LAS VEGAS - The U.S. Secret Service, the Las Vegas Metropolitan Police Department, the Nevada State Police, the Clark County School District Police Department, and the Henderson Police Department conducted a payment card skimming and Electronic Benefit Transfer fraud outreach operation in Clark County, Nevada, April 23-25.

Law enforcement personnel visited more than 1,150 businesses to check for and remove illegal skimming devices from ATMs, gas pumps and point-of-sale terminals. Eighteen skimming devices were recovered during the operation preventing an estimated potential loss of $5.4 million. In total, more than 11,600 point-of-sale terminals, gas pumps and ATMs were inspected.

They also distributed educational materials about Electronic Benefit Transfer fraud and skimming to businesses to help them better identify the warning signs of illegal skimming devices in their point-of-sale terminals, gas pumps and ATMs.

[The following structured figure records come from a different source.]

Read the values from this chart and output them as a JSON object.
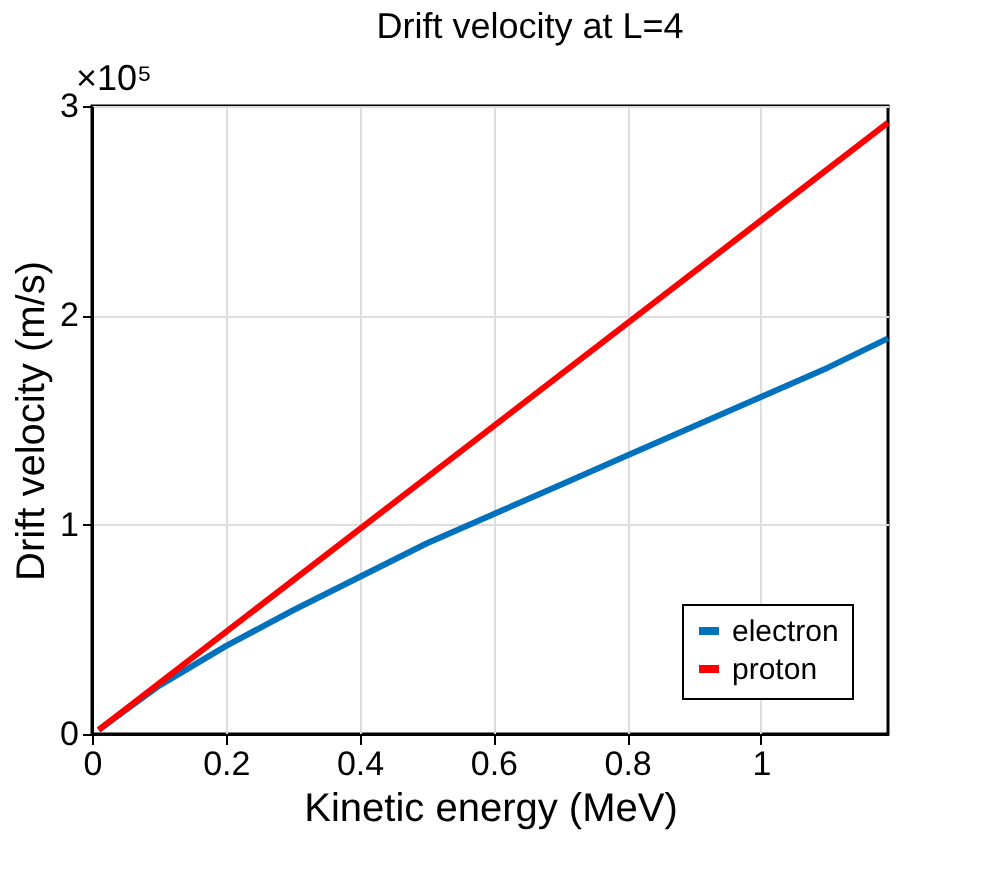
{
  "chart_data": {
    "type": "line",
    "title": "Drift velocity at L=4",
    "xlabel": "Kinetic energy (MeV)",
    "ylabel": "Drift velocity (m/s)",
    "annotations": [
      "×10⁵"
    ],
    "xlim": [
      0,
      1.19
    ],
    "xticks": [
      0,
      0.2,
      0.4,
      0.6,
      0.8,
      1
    ],
    "ylim": [
      0,
      3
    ],
    "yticks": [
      0,
      1,
      2,
      3
    ],
    "grid": true,
    "legend": "bottom right",
    "line_style": "solid",
    "marker": "none",
    "series": [
      {
        "name": "electron",
        "color": "#0072bd",
        "x": [
          0.01,
          0.1,
          0.2,
          0.3,
          0.4,
          0.5,
          0.6,
          0.7,
          0.8,
          0.9,
          1.0,
          1.1,
          1.19
        ],
        "values": [
          0.02,
          0.23,
          0.42,
          0.59,
          0.75,
          0.91,
          1.05,
          1.19,
          1.33,
          1.47,
          1.61,
          1.75,
          1.89
        ]
      },
      {
        "name": "proton",
        "color": "#ff0000",
        "x": [
          0.01,
          1.19
        ],
        "values": [
          0.02,
          2.92
        ]
      }
    ]
  }
}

This is the first time an outreach operation such as this has been conducted by the U.S. Secret Service and may be used as a model for other areas around the country where EBT fraud and skimming is prevalent.

Criminals steal EBT and other payment card numbers by installing illegal skimming devices on ATMs, gas pumps, and merchant point-of-sale terminals. Criminals use skimming to capture card information from EBT cards and then encode that data onto another card with a magnetic strip, such as a hotel key. It is estimated that skimming costs financial institutions and consumers more than $1 billion each year.

Law enforcement agencies have seen a nationwide increase in skimming over the past 18-24 months, particularly targeting EBT cards. EBT fraud targets the nation’s most vulnerable communities. Each month, money is deposited into government assistance accounts intended to help families pay for food and other basic items. This enables criminals who steal card information to time their fraudulent withdrawals and purchases around the monthly deposits. 

There are several precautions consumers can take to protect themselves. 

  • Inspect ATMs, point-of-sale terminals, and other card readers before using. Look for anything loose, crooked, damaged, or scratched. Don't use a card reader if you notice anything unusual. 
  • If you use a debit card at a gas station, run it as a credit card instead of entering a PIN. That way, the PIN is safe, and the money isn’t deducted immediately from your account. If that’s not an option, cover your hand when entering your PIN. Scammers sometimes use tiny pinhole cameras, situated above the keypad area, to record PIN entries. Use ATMs in a well-lit, indoor location, which are less vulnerable targets.
  • Be alert for skimming devices in tourist areas, which are popular targets.
  • Use debit and credit cards with chip technology. In the U.S., there are fewer devices that steal chip data versus magnetic strip data.